La collection d’objets est accompagnée de milliers d’images de totems anciens et contemporains recueillies sur le terrain durant plus de 20 ans de parcours tout au long du Nord-Ouest états-unien et canadien, souvent en des lieux difficiles d’accès. Ces archives sont consultables sur des terminaux présents dans le château.

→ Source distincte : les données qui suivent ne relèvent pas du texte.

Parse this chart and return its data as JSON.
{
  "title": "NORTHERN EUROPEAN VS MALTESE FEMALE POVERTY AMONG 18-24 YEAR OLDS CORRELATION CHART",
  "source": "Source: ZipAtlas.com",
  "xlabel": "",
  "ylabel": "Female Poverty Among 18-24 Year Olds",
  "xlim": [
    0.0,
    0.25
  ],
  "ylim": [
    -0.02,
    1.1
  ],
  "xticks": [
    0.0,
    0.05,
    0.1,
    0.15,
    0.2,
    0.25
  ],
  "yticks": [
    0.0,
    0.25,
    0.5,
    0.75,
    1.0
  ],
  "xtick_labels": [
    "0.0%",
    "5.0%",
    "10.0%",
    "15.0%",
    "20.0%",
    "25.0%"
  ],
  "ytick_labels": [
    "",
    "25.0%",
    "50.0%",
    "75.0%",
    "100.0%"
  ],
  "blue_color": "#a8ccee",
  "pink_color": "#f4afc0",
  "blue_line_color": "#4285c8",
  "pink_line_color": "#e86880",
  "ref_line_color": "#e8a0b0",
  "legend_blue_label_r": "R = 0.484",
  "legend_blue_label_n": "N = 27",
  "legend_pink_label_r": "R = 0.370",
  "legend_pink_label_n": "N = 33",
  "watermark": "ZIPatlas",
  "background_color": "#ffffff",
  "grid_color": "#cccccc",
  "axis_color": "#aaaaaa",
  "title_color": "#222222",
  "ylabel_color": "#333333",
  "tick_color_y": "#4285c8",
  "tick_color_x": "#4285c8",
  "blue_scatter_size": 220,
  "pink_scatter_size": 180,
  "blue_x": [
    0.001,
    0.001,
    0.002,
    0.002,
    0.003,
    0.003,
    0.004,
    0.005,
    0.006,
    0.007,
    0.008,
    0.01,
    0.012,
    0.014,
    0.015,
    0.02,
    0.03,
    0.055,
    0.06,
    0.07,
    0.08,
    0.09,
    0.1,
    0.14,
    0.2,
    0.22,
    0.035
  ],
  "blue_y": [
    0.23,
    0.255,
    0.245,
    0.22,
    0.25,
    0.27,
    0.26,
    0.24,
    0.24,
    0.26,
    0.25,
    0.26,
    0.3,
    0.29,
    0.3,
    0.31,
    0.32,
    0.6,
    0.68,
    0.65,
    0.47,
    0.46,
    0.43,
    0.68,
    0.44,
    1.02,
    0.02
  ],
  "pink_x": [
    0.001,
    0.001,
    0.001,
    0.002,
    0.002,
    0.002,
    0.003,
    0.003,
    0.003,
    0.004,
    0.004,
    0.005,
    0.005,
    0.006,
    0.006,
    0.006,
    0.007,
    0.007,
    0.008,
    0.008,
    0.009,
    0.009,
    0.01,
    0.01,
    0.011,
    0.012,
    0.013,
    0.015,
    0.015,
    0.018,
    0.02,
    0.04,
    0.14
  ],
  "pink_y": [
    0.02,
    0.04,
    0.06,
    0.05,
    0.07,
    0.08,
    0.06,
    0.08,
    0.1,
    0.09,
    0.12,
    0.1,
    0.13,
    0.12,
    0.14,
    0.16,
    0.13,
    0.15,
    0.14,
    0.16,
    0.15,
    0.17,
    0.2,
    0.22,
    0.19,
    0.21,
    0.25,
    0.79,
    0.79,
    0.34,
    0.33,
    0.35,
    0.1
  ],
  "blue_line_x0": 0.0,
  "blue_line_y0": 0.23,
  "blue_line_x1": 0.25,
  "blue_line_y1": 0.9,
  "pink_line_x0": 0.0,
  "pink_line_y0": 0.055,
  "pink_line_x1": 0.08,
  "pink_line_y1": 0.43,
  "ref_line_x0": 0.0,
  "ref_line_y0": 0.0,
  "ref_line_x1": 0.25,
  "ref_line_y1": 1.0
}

Il permet de voir le comportement de la communauté face à l’histoire naturelle des totems (leur vieillissement), la diversité des styles, l’émergence de nouvelles modalités et fonctions, l’impact de la modernisation et de la demande des marchés, la diversité de sens et parfois la perte de sens d’une réinvention de la tradition détachée de la réalité des Premières Nations.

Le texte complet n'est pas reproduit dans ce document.